Der Mensch will wissen, dass er es gut macht: Der Mensch ist bis heute bestrebt, seine Sache gut oder zumindest besser zu machen. Dabei will der Mensch von Anderen hören/lesen, wie es um sein Tun steht, um ­daraus Verbesserungswürdiges zu lernen. Um zu lernen, sind Mensch und Organisation auf Rückmeldungen angewiesen, denn es gilt: «no feedback, no learning». Ein summarisches overall feedback am Leistungserbringungsende bewirkt nur unzureichend Lernfortschritte. Endkontroll-Feedbacks ­kämen einem unseligen Verhalten von Eltern gleich, die ­ihrem Kind erst zum 18. Lebensjahr dessen Verfehlungen in Form einer telefonbuchdicken Mängelliste kundtun würden.

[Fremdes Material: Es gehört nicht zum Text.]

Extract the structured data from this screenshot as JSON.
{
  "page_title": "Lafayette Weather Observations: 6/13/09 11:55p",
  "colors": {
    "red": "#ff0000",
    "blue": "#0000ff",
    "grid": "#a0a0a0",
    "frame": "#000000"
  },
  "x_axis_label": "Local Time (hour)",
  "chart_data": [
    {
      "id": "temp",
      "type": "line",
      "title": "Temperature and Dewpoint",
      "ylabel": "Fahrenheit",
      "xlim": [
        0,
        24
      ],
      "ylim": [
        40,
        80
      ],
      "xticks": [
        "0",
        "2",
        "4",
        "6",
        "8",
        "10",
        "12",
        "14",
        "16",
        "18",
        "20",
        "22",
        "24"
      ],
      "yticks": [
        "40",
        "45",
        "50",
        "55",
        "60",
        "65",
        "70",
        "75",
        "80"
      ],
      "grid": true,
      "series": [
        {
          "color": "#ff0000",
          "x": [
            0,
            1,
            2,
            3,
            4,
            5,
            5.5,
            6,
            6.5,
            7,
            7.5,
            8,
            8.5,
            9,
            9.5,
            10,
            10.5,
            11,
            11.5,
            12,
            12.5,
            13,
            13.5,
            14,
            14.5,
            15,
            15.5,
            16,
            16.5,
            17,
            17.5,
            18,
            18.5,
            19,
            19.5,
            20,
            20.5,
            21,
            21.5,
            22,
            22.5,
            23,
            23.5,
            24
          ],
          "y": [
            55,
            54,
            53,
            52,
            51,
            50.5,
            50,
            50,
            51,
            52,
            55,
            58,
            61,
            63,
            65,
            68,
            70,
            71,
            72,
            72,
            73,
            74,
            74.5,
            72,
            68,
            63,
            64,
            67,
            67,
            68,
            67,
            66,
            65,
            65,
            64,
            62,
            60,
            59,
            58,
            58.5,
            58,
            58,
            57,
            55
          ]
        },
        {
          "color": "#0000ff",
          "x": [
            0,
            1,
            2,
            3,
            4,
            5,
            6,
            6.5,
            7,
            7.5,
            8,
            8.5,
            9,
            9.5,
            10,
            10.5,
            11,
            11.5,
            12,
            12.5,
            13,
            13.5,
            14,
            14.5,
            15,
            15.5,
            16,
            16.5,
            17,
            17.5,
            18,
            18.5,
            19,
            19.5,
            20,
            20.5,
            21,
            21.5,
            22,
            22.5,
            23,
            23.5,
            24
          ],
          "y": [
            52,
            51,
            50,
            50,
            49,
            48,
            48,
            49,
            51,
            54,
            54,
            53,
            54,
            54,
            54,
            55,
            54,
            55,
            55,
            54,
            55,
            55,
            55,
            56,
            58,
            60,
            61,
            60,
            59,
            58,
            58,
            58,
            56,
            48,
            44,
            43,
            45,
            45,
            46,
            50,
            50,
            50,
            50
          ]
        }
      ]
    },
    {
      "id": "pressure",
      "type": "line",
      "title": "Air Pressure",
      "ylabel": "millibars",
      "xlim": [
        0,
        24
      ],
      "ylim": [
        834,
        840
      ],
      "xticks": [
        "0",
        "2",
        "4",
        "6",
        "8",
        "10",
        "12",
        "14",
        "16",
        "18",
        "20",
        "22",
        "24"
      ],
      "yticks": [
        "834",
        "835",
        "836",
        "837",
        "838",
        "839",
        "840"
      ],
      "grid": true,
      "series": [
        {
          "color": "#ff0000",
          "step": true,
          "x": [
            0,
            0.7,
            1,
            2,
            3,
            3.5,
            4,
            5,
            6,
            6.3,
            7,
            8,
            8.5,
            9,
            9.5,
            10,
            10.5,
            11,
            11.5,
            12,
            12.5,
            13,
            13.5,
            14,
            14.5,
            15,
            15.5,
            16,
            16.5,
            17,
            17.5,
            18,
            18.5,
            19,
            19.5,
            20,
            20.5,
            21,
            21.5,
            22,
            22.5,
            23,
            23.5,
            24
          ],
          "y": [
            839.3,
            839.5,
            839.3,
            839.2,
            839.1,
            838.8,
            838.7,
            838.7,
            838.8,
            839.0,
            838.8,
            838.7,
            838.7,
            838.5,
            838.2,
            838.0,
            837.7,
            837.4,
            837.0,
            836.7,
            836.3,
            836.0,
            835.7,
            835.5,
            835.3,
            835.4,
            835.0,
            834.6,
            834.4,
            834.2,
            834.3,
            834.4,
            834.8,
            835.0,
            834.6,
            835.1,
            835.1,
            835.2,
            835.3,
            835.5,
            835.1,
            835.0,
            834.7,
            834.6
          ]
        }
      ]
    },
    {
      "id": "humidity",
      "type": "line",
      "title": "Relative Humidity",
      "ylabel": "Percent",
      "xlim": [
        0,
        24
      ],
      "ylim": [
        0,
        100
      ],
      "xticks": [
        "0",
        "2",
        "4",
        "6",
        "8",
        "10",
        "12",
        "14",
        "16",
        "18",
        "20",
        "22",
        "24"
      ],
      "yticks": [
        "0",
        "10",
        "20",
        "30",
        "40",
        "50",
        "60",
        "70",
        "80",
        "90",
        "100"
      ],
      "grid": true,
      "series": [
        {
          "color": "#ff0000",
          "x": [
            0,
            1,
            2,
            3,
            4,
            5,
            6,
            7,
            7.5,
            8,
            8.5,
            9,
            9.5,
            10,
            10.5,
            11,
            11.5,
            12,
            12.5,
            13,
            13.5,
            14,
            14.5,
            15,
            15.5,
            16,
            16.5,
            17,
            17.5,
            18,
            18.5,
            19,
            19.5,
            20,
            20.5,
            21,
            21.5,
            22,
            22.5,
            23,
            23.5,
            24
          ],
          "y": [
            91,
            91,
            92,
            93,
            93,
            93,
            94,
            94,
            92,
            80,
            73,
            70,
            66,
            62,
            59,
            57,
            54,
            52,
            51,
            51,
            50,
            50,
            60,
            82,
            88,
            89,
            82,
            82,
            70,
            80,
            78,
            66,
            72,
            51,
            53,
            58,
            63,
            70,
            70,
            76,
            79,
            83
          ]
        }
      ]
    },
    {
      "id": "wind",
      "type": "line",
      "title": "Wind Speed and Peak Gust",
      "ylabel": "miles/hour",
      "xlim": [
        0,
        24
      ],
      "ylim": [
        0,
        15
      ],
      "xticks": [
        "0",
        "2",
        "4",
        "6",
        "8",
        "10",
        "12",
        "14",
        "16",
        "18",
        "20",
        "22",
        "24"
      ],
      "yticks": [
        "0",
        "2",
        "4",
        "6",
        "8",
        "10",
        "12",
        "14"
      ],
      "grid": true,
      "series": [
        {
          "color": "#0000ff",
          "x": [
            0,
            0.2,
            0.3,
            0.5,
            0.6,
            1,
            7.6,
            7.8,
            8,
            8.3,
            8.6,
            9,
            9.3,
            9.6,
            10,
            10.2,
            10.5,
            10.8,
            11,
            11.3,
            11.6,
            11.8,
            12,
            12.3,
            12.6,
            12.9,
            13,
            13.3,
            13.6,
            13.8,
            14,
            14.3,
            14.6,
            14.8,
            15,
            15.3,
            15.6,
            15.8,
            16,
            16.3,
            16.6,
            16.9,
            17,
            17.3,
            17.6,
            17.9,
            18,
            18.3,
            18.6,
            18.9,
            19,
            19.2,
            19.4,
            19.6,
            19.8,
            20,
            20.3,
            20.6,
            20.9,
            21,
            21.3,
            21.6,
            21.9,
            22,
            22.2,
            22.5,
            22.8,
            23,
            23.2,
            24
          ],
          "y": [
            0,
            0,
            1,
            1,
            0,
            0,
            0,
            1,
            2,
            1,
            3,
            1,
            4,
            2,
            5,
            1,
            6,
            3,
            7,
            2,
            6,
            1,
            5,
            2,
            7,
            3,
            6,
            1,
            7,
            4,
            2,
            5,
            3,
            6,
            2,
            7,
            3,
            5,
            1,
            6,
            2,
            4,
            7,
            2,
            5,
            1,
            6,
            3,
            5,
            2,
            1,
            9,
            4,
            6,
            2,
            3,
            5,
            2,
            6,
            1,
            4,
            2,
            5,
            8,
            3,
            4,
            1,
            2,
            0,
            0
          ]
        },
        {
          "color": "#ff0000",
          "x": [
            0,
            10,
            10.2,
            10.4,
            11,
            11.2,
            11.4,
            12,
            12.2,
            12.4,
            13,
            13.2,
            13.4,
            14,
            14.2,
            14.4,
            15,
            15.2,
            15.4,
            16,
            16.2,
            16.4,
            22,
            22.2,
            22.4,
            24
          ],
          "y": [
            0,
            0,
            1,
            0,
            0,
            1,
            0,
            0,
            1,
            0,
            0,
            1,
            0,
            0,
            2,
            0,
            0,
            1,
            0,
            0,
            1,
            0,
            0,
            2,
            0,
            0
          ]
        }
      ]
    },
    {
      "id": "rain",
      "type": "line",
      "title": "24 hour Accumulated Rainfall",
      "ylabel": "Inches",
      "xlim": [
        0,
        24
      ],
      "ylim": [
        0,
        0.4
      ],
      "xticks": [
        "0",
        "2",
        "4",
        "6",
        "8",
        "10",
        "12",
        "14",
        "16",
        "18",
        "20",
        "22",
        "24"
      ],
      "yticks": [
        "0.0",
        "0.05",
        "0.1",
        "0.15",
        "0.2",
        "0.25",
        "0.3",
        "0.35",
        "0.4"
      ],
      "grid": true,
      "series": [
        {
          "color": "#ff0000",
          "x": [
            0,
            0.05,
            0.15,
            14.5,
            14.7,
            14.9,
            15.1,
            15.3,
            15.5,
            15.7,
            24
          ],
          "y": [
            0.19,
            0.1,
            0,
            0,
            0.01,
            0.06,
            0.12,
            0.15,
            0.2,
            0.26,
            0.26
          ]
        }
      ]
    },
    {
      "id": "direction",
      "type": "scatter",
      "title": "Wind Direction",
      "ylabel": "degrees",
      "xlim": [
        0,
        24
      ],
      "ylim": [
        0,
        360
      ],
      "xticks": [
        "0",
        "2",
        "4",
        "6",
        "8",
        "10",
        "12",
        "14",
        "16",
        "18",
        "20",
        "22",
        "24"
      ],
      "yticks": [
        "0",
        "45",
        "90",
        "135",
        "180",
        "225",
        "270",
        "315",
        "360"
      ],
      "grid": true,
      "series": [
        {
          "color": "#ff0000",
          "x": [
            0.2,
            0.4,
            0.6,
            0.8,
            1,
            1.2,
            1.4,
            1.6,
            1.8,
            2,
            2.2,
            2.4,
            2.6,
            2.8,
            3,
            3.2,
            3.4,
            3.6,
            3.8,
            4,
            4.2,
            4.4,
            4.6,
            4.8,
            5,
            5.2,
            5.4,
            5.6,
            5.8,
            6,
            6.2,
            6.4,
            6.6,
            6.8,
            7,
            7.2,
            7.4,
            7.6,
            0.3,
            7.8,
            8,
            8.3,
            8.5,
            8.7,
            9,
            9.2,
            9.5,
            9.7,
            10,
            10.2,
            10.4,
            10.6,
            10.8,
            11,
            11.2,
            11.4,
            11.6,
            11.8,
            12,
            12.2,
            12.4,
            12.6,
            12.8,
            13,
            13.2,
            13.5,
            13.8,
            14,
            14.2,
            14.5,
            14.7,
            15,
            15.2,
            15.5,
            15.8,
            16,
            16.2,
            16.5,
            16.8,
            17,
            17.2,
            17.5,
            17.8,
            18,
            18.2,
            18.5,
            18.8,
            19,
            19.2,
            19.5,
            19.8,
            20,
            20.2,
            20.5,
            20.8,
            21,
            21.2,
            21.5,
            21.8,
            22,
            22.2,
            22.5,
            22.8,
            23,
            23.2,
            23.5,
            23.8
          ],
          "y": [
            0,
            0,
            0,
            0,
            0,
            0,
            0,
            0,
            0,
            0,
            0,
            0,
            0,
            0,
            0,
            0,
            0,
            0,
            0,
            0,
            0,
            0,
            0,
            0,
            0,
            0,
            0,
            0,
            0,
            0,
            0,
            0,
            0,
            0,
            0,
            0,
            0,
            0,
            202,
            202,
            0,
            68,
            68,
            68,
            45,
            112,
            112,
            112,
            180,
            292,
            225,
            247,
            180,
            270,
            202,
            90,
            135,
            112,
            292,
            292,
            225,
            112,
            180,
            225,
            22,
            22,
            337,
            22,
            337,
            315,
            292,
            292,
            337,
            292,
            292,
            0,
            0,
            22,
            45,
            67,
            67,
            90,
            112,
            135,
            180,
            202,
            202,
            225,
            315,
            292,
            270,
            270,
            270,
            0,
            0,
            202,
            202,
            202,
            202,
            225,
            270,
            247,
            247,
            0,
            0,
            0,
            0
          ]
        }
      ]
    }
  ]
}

Feedbacks gilt es zeitnah einzubringen: Auch in Wirtschaft und ­Industrie sind einmalige Feedbacks am Ende ­allen Tuns lernmethodisch falsch. Damit etwaige Fehlhandlungen ­ursächlichen Fehlerquellen eindeutig zugeordnet werden können, gilt es, Feedbacks zeitverzugslos einzubringen, um daraus wirksame Korrektivmassnahmen abzuleiten und zu implementieren.

Der Umgang mit unliebsamen Wahrheiten

Doch: Kann der Mensch mit Feedback, mit Wahrheit umgehen? Mitunter ist diese Frage mit «Nein» zu beantworten, was in der Natur des Menschen selbst begründet ist. Der heute aufgeklärte Mensch will Wahrheit stets zugesprochen erhalten. Wahrheit jedoch ist oftmals verborgen, verstellt hinter Kulissen, ja Maskeraden, weshalb Menschen hinter die Kulissen des Anderen sehen können möchten.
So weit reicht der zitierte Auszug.